91Level VBasic/Mechanistic researchScience (New York, N.Y.) · 2025PMID: 39818880

The study identifies a fasting-activated neuroimmune circuit in mice whereby catecholaminergic intestinal neurons drive β2-adrenergic receptor–dependent migration/accumulation of ILC2s to the pancreas to support glucagon secretion and gluconeogenesis. This establishes inter-organ neuronal control of immune cells that orchestrates pancreatic endocrine function and systemic glucose homeostasis.

Impact: Reveals a previously unknown neuroimmune–endocrine pathway controlling α-cell function during fasting, opening therapeutic avenues to modulate glucagon and counter-regulation in diabetes.

Clinical Implications: Targeting β2-adrenergic/ILC2 pathways or their mediators could modulate glucagon counter-regulation, informing strategies to prevent hypoglycemia or correct hyperglucagonemia in diabetes.

Key Findings

  • ILC2-deficient mice exhibit impaired glucagon secretion, defective hepatic gluconeogenesis, and dysregulated glucose homeostasis during fasting.
  • Intestinal ILC2s migrate/accumulate in the pancreas in a β2-adrenergic receptor–dependent manner.
  • Activation of catecholaminergic intestinal neurons promotes pancreatic ILC2 accumulation.
  • Defines an inter-organ neuroimmune route that supports pancreatic endocrine function under energy deficit.

Methodological Strengths

  • In vivo genetic loss-of-function (ILC2-deficient) models coupled with neuronal activation experiments
  • Systems-level integration across intestine, immune system, pancreas, and liver under physiologic fasting

Limitations

  • Mouse-centric evidence; the human existence and magnitude of this pathway remain to be established.
  • Molecular mediators linking ILC2s to α-cell glucagon secretion are not delineated in the abstract.

Future Directions: Map human correlates of this neuroimmune circuit; identify cytokines/mediators from ILC2s acting on α-cells; test pharmacologic modulation of β2-adrenergic–ILC2 signaling for hypoglycemia prevention.

3. Once-weekly IcoSema versus once-weekly semaglutide in adults with type 2 diabetes: the COMBINE 2 randomised clinical trial.

80.5Level IRCTDiabetologia · 2025PMID: 39820580

In this 52-week, multicenter, open-label Phase IIIa RCT (n=683), once-weekly IcoSema (icodec insulin + semaglutide) achieved superior HbA1c reduction versus once-weekly semaglutide 1.0 mg in adults with type 2 diabetes inadequately controlled on GLP-1 RAs. The study supports a simplified, once-weekly combination approach for intensification.

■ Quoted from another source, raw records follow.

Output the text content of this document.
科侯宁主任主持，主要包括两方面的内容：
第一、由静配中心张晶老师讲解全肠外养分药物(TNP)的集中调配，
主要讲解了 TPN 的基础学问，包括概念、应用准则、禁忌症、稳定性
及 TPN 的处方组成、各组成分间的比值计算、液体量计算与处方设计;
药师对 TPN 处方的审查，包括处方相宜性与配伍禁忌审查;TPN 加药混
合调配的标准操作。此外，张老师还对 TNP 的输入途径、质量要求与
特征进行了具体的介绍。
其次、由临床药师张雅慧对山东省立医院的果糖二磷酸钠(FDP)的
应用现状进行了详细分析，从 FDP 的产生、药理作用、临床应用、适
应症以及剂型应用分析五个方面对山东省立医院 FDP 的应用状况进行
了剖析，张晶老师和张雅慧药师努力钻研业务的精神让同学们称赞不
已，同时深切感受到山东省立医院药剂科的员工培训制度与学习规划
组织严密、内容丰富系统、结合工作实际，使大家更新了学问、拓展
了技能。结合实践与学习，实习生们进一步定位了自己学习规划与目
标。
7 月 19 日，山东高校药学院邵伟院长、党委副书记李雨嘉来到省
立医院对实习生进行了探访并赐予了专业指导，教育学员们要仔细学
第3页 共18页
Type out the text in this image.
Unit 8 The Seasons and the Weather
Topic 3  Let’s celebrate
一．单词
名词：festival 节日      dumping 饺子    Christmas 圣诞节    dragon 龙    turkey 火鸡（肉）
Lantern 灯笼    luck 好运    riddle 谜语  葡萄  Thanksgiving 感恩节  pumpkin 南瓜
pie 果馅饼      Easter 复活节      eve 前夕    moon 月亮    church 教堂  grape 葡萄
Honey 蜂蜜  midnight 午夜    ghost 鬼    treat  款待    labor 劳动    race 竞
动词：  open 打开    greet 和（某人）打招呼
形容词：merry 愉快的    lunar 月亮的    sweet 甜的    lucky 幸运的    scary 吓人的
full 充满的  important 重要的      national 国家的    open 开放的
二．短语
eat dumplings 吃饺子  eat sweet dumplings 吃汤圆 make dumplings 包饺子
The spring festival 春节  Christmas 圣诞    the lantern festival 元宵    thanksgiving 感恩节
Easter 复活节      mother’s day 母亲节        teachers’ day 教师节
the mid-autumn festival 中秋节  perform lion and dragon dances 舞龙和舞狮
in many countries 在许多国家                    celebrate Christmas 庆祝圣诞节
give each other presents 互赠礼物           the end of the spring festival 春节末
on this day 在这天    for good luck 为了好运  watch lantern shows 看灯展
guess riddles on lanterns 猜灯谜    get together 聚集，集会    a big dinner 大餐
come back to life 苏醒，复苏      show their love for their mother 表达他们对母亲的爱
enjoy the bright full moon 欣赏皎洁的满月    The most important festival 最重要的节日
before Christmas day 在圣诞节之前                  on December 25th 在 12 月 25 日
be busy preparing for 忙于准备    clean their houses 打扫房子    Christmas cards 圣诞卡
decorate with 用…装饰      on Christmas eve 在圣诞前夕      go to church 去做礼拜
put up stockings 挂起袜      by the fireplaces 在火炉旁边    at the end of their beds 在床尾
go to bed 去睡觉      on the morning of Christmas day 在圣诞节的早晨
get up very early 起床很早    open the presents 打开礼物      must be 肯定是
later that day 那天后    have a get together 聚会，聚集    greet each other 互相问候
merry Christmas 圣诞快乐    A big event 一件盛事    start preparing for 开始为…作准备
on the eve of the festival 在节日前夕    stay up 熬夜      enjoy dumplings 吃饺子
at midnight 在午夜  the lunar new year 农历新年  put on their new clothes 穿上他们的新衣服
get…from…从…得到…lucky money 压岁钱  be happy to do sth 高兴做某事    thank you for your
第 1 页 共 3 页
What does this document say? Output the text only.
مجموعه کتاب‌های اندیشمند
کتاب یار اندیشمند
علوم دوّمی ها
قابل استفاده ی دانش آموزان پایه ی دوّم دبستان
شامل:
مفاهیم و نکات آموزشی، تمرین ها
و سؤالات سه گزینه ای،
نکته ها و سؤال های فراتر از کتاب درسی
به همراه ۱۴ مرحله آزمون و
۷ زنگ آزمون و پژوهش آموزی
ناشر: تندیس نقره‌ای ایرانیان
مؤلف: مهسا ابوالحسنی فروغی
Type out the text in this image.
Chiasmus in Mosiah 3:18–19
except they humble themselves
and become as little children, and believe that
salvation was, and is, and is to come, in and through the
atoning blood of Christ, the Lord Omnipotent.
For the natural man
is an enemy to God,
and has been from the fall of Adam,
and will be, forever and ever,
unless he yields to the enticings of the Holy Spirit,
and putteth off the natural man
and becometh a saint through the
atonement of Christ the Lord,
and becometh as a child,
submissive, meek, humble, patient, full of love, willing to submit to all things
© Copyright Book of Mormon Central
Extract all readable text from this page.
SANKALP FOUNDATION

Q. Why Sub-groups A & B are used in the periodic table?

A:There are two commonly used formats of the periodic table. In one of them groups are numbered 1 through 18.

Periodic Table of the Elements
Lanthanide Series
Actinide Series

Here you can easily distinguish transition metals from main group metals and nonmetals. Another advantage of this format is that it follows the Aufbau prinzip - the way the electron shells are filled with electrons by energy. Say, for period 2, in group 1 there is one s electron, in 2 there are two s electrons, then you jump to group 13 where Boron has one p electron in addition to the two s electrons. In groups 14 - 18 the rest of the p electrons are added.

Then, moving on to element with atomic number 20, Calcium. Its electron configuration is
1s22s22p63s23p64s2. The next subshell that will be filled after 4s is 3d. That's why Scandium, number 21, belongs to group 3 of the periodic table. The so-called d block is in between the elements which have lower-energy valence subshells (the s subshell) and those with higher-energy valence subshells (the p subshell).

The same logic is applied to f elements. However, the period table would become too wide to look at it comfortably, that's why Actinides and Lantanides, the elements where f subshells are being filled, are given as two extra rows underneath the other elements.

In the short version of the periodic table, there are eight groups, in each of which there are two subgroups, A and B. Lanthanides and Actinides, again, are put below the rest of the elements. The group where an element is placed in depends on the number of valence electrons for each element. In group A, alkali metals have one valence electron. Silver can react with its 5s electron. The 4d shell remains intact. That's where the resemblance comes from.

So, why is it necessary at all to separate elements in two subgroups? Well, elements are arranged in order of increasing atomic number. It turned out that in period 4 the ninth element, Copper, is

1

Impact: Demonstrates clinical superiority of a once-weekly fixed insulin–GLP-1 combination versus GLP-1 monotherapy in a large, global Phase III program, informing next-step intensification for patients not meeting glycemic targets on GLP-1 RAs.

Clinical Implications: For adults with T2D inadequately controlled on GLP-1 RAs, switching to once-weekly IcoSema can improve HbA1c with a simplified dosing schedule. Shared decision-making should consider open-label design, hypoglycemia risk, and weight effects pending full data.

Key Findings

  • 52-week, multicenter, Phase IIIa RCT across 121 sites randomized 683 adults to IcoSema (n=342) vs semaglutide 1.0 mg (n=341).
  • Once-weekly IcoSema demonstrated superiority over semaglutide 1.0 mg in HbA1c reduction.
  • Trial population comprised individuals inadequately managed on GLP-1 RAs, with or without additional oral agents.

Methodological Strengths

  • Randomised, multicentre, global Phase IIIa design with adequate sample size (n=683) and 52-week follow-up
  • Direct active comparator (semaglutide 1.0 mg) relevant to real-world intensification

Limitations

  • Open-label design may introduce performance and detection bias.
  • Abstract truncation precludes full visibility on weight change, hypoglycemia rates, and other secondary endpoints.

Future Directions: Report complete efficacy (including weight, TIR) and safety (hypoglycemia) outcomes; assess durability, cardiovascular/renal outcomes, and patient-reported outcomes; compare against basal–bolus or basal-plus regimens.